Some books here are waiting to be read.
The other day, a friend challenged me on Facebook to name the top ten books that had most influenced me in life. It was one of those things where you give your list, and then challenge your other friends.
So far so good.
But how the hell do you choose, especially as the challenge specifies you do it off the top of the head, without thinking too hard, as fast as possible. How do you choose only ten books out of all the great novels and stories you have read over a lifetime?
My list was visceral, and based largely on what I read when I was younger. I thought about the books that had made me happiest, that I have gone back to over and over again in the course of my life. And it was interesting just to reflect on my criteria for choosing, as much as anything.
So here is my list (verbatim):
“1. Finn Family Moomintroll by Tove Jansson
2. Jane Eyre by Charlotte Bronte
3. Good Omens by Terry Pratchett and Neil Gaiman
4. Lake Wobegon Days by Garrison Keillor
5. Virginia Woolf by Hermione Lee
(gosh this is hard)
5. The Count of Monte Cristo by Alexandre Dumas (kept me sane in the run-up to my wedding)
7. Antrobus Complete by Laurence Durrell
8. Persuasion by Jane Austen
9. Practical Magic by Alice Hoffman
10. Rebecca by Daphne du Maurier (obvious)”
I ended up with about 15 that didn’t quite make the grade, and if I think too hard about it, I would definitely shift a few from one list to the other. I mean, how do you choose which Terry Pratchett? The above was my original choice, and I think I’ll stand by it.

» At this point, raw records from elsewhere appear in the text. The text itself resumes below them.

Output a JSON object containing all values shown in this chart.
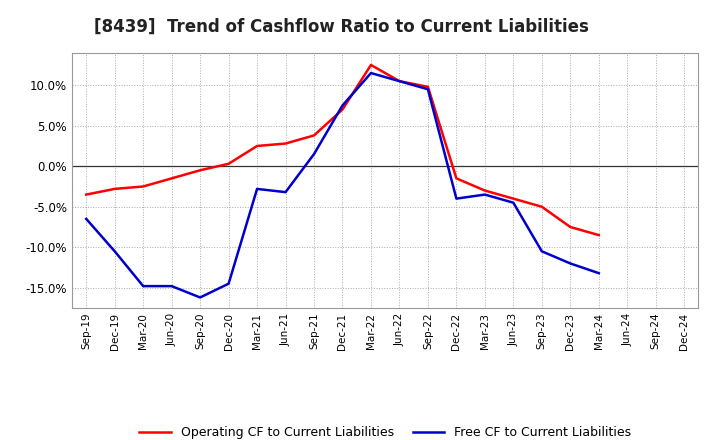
{
  "title": "[8439]  Trend of Cashflow Ratio to Current Liabilities",
  "x_labels": [
    "Sep-19",
    "Dec-19",
    "Mar-20",
    "Jun-20",
    "Sep-20",
    "Dec-20",
    "Mar-21",
    "Jun-21",
    "Sep-21",
    "Dec-21",
    "Mar-22",
    "Jun-22",
    "Sep-22",
    "Dec-22",
    "Mar-23",
    "Jun-23",
    "Sep-23",
    "Dec-23",
    "Mar-24",
    "Jun-24",
    "Sep-24",
    "Dec-24"
  ],
  "operating_cf": [
    -3.5,
    -2.8,
    -2.5,
    -1.5,
    -0.5,
    0.3,
    2.5,
    2.8,
    3.8,
    7.0,
    12.5,
    10.5,
    9.8,
    -1.5,
    -3.0,
    -4.0,
    -5.0,
    -7.5,
    -8.5,
    null,
    null,
    null
  ],
  "free_cf": [
    -6.5,
    -10.5,
    -14.8,
    -14.8,
    -16.2,
    -14.5,
    -2.8,
    -3.2,
    1.5,
    7.5,
    11.5,
    10.5,
    9.5,
    -4.0,
    -3.5,
    -4.5,
    -10.5,
    -12.0,
    -13.2,
    null,
    null,
    null
  ],
  "operating_color": "#FF0000",
  "free_color": "#0000CD",
  "ylim": [
    -17.5,
    14.0
  ],
  "yticks": [
    -15.0,
    -10.0,
    -5.0,
    0.0,
    5.0,
    10.0
  ],
  "ytick_labels": [
    "-15.0%",
    "-10.0%",
    "-5.0%",
    "0.0%",
    "5.0%",
    "10.0%"
  ],
  "legend_operating": "Operating CF to Current Liabilities",
  "legend_free": "Free CF to Current Liabilities",
  "background_color": "#FFFFFF",
  "plot_bg_color": "#FFFFFF",
  "grid_color": "#AAAAAA",
  "line_width": 1.8,
  "title_fontsize": 12
}
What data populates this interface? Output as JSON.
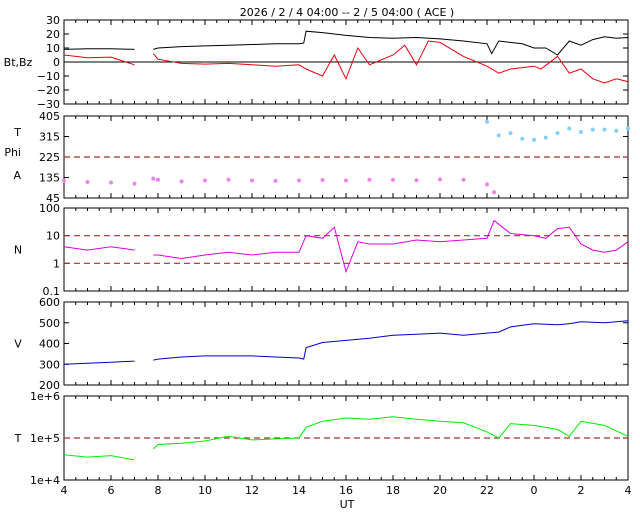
{
  "title": "2026 /  2 /  4   04:00 -- 2 /  5   04:00 ( ACE )",
  "xlabel": "UT",
  "x_ticks": [
    "4",
    "6",
    "8",
    "10",
    "12",
    "14",
    "16",
    "18",
    "20",
    "22",
    "0",
    "2",
    "4"
  ],
  "colors": {
    "bt": "#000000",
    "bz": "#e8000b",
    "temp_alpha": "#87cefa",
    "alpha": "#ee82ee",
    "density": "#e000e0",
    "velocity": "#0000d0",
    "temperature": "#00ee00",
    "reference_line": "#a0322d"
  },
  "chart_data": [
    {
      "type": "line",
      "panel": "magnetic field",
      "ylabel": "Bt,Bz",
      "y_ticks": [
        "30",
        "20",
        "10",
        "0",
        "−10",
        "−20",
        "−30"
      ],
      "ylim": [
        -30,
        30
      ],
      "x_range_hours": [
        4,
        28
      ],
      "zero_line": 0,
      "data_gap_hours": [
        7.1,
        7.8
      ],
      "series": [
        {
          "key": "bt",
          "points": [
            [
              4,
              9
            ],
            [
              5,
              9.5
            ],
            [
              6,
              9.5
            ],
            [
              7,
              9
            ],
            [
              7.8,
              9
            ],
            [
              8,
              10
            ],
            [
              9,
              11
            ],
            [
              10,
              11.5
            ],
            [
              11,
              12
            ],
            [
              12,
              12.5
            ],
            [
              13,
              13
            ],
            [
              14,
              13
            ],
            [
              14.2,
              13.5
            ],
            [
              14.3,
              22
            ],
            [
              15,
              21
            ],
            [
              15.5,
              20
            ],
            [
              16,
              19
            ],
            [
              17,
              17.5
            ],
            [
              18,
              17
            ],
            [
              19,
              17.5
            ],
            [
              20,
              16.5
            ],
            [
              21,
              15
            ],
            [
              22,
              13
            ],
            [
              22.2,
              6
            ],
            [
              22.5,
              15
            ],
            [
              23,
              14
            ],
            [
              23.5,
              13
            ],
            [
              24,
              10
            ],
            [
              24.5,
              10
            ],
            [
              25,
              5
            ],
            [
              25.5,
              15
            ],
            [
              26,
              12
            ],
            [
              26.5,
              16
            ],
            [
              27,
              18
            ],
            [
              27.5,
              17
            ],
            [
              28,
              17.5
            ]
          ]
        },
        {
          "key": "bz",
          "points": [
            [
              4,
              5
            ],
            [
              5,
              3
            ],
            [
              6,
              3.5
            ],
            [
              7,
              -2
            ],
            [
              7.8,
              6
            ],
            [
              8,
              2
            ],
            [
              9,
              -1
            ],
            [
              10,
              -1.5
            ],
            [
              11,
              -1
            ],
            [
              12,
              -2
            ],
            [
              13,
              -3
            ],
            [
              14,
              -2
            ],
            [
              14.3,
              -5
            ],
            [
              15,
              -10
            ],
            [
              15.5,
              5
            ],
            [
              16,
              -12
            ],
            [
              16.5,
              10
            ],
            [
              17,
              -2
            ],
            [
              18,
              5
            ],
            [
              18.5,
              12
            ],
            [
              19,
              -2
            ],
            [
              19.5,
              15
            ],
            [
              20,
              14
            ],
            [
              21,
              4
            ],
            [
              22,
              -3
            ],
            [
              22.5,
              -8
            ],
            [
              23,
              -5
            ],
            [
              24,
              -3
            ],
            [
              24.3,
              -5
            ],
            [
              25,
              4
            ],
            [
              25.5,
              -8
            ],
            [
              26,
              -5
            ],
            [
              26.5,
              -12
            ],
            [
              27,
              -15
            ],
            [
              27.5,
              -12
            ],
            [
              28,
              -14
            ]
          ]
        }
      ]
    },
    {
      "type": "scatter",
      "panel": "alpha / temperature",
      "ylabels": [
        "T",
        "Phi",
        "A"
      ],
      "y_ticks": [
        "405",
        "315",
        "225",
        "135",
        "45"
      ],
      "ylim": [
        45,
        405
      ],
      "reference_lines": [
        225
      ],
      "x_range_hours": [
        4,
        28
      ],
      "data_gap_hours": [
        7.1,
        7.8
      ],
      "series": [
        {
          "key": "temp_alpha",
          "points": [
            [
              22,
              380
            ],
            [
              22.5,
              320
            ],
            [
              23,
              330
            ],
            [
              23.5,
              305
            ],
            [
              24,
              300
            ],
            [
              24.5,
              310
            ],
            [
              25,
              330
            ],
            [
              25.5,
              350
            ],
            [
              26,
              335
            ],
            [
              26.5,
              345
            ],
            [
              27,
              345
            ],
            [
              27.5,
              340
            ],
            [
              28,
              350
            ]
          ]
        },
        {
          "key": "alpha",
          "points": [
            [
              4,
              120
            ],
            [
              5,
              115
            ],
            [
              6,
              113
            ],
            [
              7,
              108
            ],
            [
              7.8,
              130
            ],
            [
              8,
              125
            ],
            [
              9,
              118
            ],
            [
              10,
              122
            ],
            [
              11,
              125
            ],
            [
              12,
              122
            ],
            [
              13,
              120
            ],
            [
              14,
              122
            ],
            [
              15,
              124
            ],
            [
              16,
              122
            ],
            [
              17,
              125
            ],
            [
              18,
              125
            ],
            [
              19,
              123
            ],
            [
              20,
              127
            ],
            [
              21,
              125
            ],
            [
              22,
              105
            ],
            [
              22.3,
              70
            ]
          ]
        }
      ]
    },
    {
      "type": "line",
      "panel": "density",
      "ylabel": "N",
      "y_ticks": [
        "100",
        "10",
        "1",
        "0.1"
      ],
      "ylim": [
        0.1,
        100
      ],
      "scale": "log",
      "reference_lines": [
        1,
        10
      ],
      "x_range_hours": [
        4,
        28
      ],
      "data_gap_hours": [
        7.1,
        7.8
      ],
      "series": [
        {
          "key": "density",
          "points": [
            [
              4,
              4
            ],
            [
              5,
              3
            ],
            [
              6,
              4
            ],
            [
              7,
              3
            ],
            [
              7.8,
              2
            ],
            [
              8,
              2
            ],
            [
              9,
              1.5
            ],
            [
              10,
              2
            ],
            [
              11,
              2.5
            ],
            [
              12,
              2
            ],
            [
              13,
              2.5
            ],
            [
              14,
              2.5
            ],
            [
              14.3,
              10
            ],
            [
              15,
              8
            ],
            [
              15.5,
              20
            ],
            [
              16,
              0.5
            ],
            [
              16.5,
              6
            ],
            [
              17,
              5
            ],
            [
              18,
              5
            ],
            [
              19,
              7
            ],
            [
              20,
              6
            ],
            [
              21,
              7
            ],
            [
              22,
              8
            ],
            [
              22.3,
              35
            ],
            [
              23,
              12
            ],
            [
              24,
              10
            ],
            [
              24.5,
              8
            ],
            [
              25,
              18
            ],
            [
              25.5,
              20
            ],
            [
              26,
              5
            ],
            [
              26.5,
              3
            ],
            [
              27,
              2.5
            ],
            [
              27.5,
              3
            ],
            [
              28,
              6
            ]
          ]
        }
      ]
    },
    {
      "type": "line",
      "panel": "velocity",
      "ylabel": "V",
      "y_ticks": [
        "600",
        "500",
        "400",
        "300",
        "200"
      ],
      "ylim": [
        200,
        600
      ],
      "x_range_hours": [
        4,
        28
      ],
      "data_gap_hours": [
        7.1,
        7.8
      ],
      "series": [
        {
          "key": "velocity",
          "points": [
            [
              4,
              300
            ],
            [
              5,
              305
            ],
            [
              6,
              310
            ],
            [
              7,
              315
            ],
            [
              7.8,
              320
            ],
            [
              8,
              325
            ],
            [
              9,
              335
            ],
            [
              10,
              340
            ],
            [
              11,
              340
            ],
            [
              12,
              340
            ],
            [
              13,
              335
            ],
            [
              14,
              330
            ],
            [
              14.2,
              325
            ],
            [
              14.3,
              380
            ],
            [
              15,
              405
            ],
            [
              16,
              415
            ],
            [
              17,
              425
            ],
            [
              18,
              440
            ],
            [
              19,
              445
            ],
            [
              20,
              450
            ],
            [
              21,
              440
            ],
            [
              22,
              450
            ],
            [
              22.5,
              455
            ],
            [
              23,
              480
            ],
            [
              24,
              495
            ],
            [
              25,
              490
            ],
            [
              25.5,
              495
            ],
            [
              26,
              505
            ],
            [
              27,
              500
            ],
            [
              28,
              510
            ]
          ]
        }
      ]
    },
    {
      "type": "line",
      "panel": "temperature",
      "ylabel": "T",
      "y_ticks": [
        "1e+6",
        "1e+5",
        "1e+4"
      ],
      "ylim": [
        10000,
        1000000
      ],
      "scale": "log",
      "reference_lines": [
        100000
      ],
      "x_range_hours": [
        4,
        28
      ],
      "data_gap_hours": [
        7.1,
        7.8
      ],
      "series": [
        {
          "key": "temperature",
          "points": [
            [
              4,
              40000
            ],
            [
              5,
              35000
            ],
            [
              6,
              38000
            ],
            [
              7,
              30000
            ],
            [
              7.8,
              55000
            ],
            [
              8,
              70000
            ],
            [
              9,
              75000
            ],
            [
              10,
              85000
            ],
            [
              11,
              110000
            ],
            [
              12,
              90000
            ],
            [
              13,
              95000
            ],
            [
              14,
              100000
            ],
            [
              14.3,
              180000
            ],
            [
              15,
              250000
            ],
            [
              16,
              300000
            ],
            [
              17,
              280000
            ],
            [
              18,
              320000
            ],
            [
              19,
              280000
            ],
            [
              20,
              250000
            ],
            [
              21,
              230000
            ],
            [
              22,
              140000
            ],
            [
              22.5,
              100000
            ],
            [
              23,
              220000
            ],
            [
              24,
              200000
            ],
            [
              25,
              160000
            ],
            [
              25.5,
              110000
            ],
            [
              26,
              250000
            ],
            [
              27,
              200000
            ],
            [
              28,
              110000
            ]
          ]
        }
      ]
    }
  ]
}
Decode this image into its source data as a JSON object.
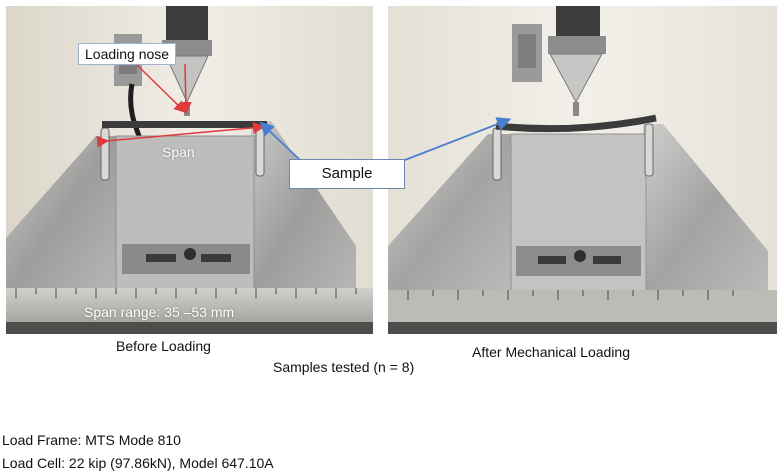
{
  "annotations": {
    "loading_nose": "Loading nose",
    "span": "Span",
    "sample": "Sample",
    "span_range": "Span range: 35 –53 mm"
  },
  "captions": {
    "before": "Before Loading",
    "after": "After Mechanical Loading",
    "samples_tested": "Samples tested (n = 8)"
  },
  "specs": {
    "load_frame": "Load Frame:  MTS Mode 810",
    "load_cell": "Load Cell: 22 kip (97.86kN), Model 647.10A"
  },
  "colors": {
    "red_arrow": "#e03a3a",
    "blue_arrow": "#4a7fd0",
    "steel": "#a9a9a9",
    "wall": "#ece8df"
  }
}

And then I challenged other friends. And like Japanese knotweed, lists of novels and non-fiction books blossomed out all over. Everyone had a fascinating new combination of books they raved about. Many, like Sebastian Faulkes’ ‘Birdsong’ and Camus’s ‘The Plague’, were held in common. Lots of lists were biased towards ‘we did that one at school’ books. I marvelled at the wide range of stories that had influenced my friends.
And I felt like I had barely read anything worth reading since I left college.
I suppose this is understandable. When you see a list of books, you always look for the familiar ones. And if the ones you have read are in the minority, you feel like a fool for not having read the others. Especially the significant ones. On the other hand, who the hell has read the whole of Proust’s ‘Remembrance of Things Past’, or ‘War and Peace’? (I have to say I was impressed by the number of people who had read Dostoyevsky’s ‘Crime and Punishment’. Kudos!
There are woeful gaps in my reading, despite what friends who always see me with a book might think. This is especially true these days, when I am so addicted to the quick highs offered by every morning’s new crop of fanfics. I have not read many European novels, or the Russians. I don’t know Kazuo Ishiguro or Graham Greene, Iris Murdoch or GK Chesterton. Or Kerouac, despite having a degree in American Studies. I read one book from last year’s Man Booker shortlist (Ruth Ozeki, ‘A Tale for the Time Being’), and that was because it looked like the easiest. (It was fantastic.)
Writers must read.
It is one of the basic pillars of the Craft. And you have to read the good stuff as well as the commercial, otherwise you never improve. Making this list made me realise how little decent fiction I have read in recent months. Time to get back to it.
“I mean to read myself blue in the nose.”
When I began my Diploma in Creative writing, we were given a list of novels and volumes of short stories to plough through as precedents, much as art students must analyse the works of the Masters, sitting in galleries for hours on end, studying Goya or Rembrandt. I found an old bookmark from those days, a list of novels scrawled on it, each title with a line scored through it as I completed it. (A couple of loose ones at the end remained unread.)
I need to do the same again.
This morning I found myself in a bookshop, gazing longingly at table after table of lovely crisp new novels. (It’s the time of year that provokes me – September draws me into bookshops still, an echo of student days of joyful bookbuying with a free conscience!) But I was good. I left the books uncaressed. I have piles of unread novels at home, you see, amongst them ‘Birdsong’, along with Tim O’Brien’s ‘The Things They Carried’, Jonothan Franzen’s ‘The Corrections’, and dozens of others, all highly recommended as quality fiction for the budding writer, and all gathering dust on the shelf. No point in buying new ones until I have ploughed through the old ones.
So I will cut a strip of paper and write a list of the books in my pile on it. And then I will begin. And each time I close the back cover a book and sigh with completion, I shall draw a careful line through the title and pick up the next.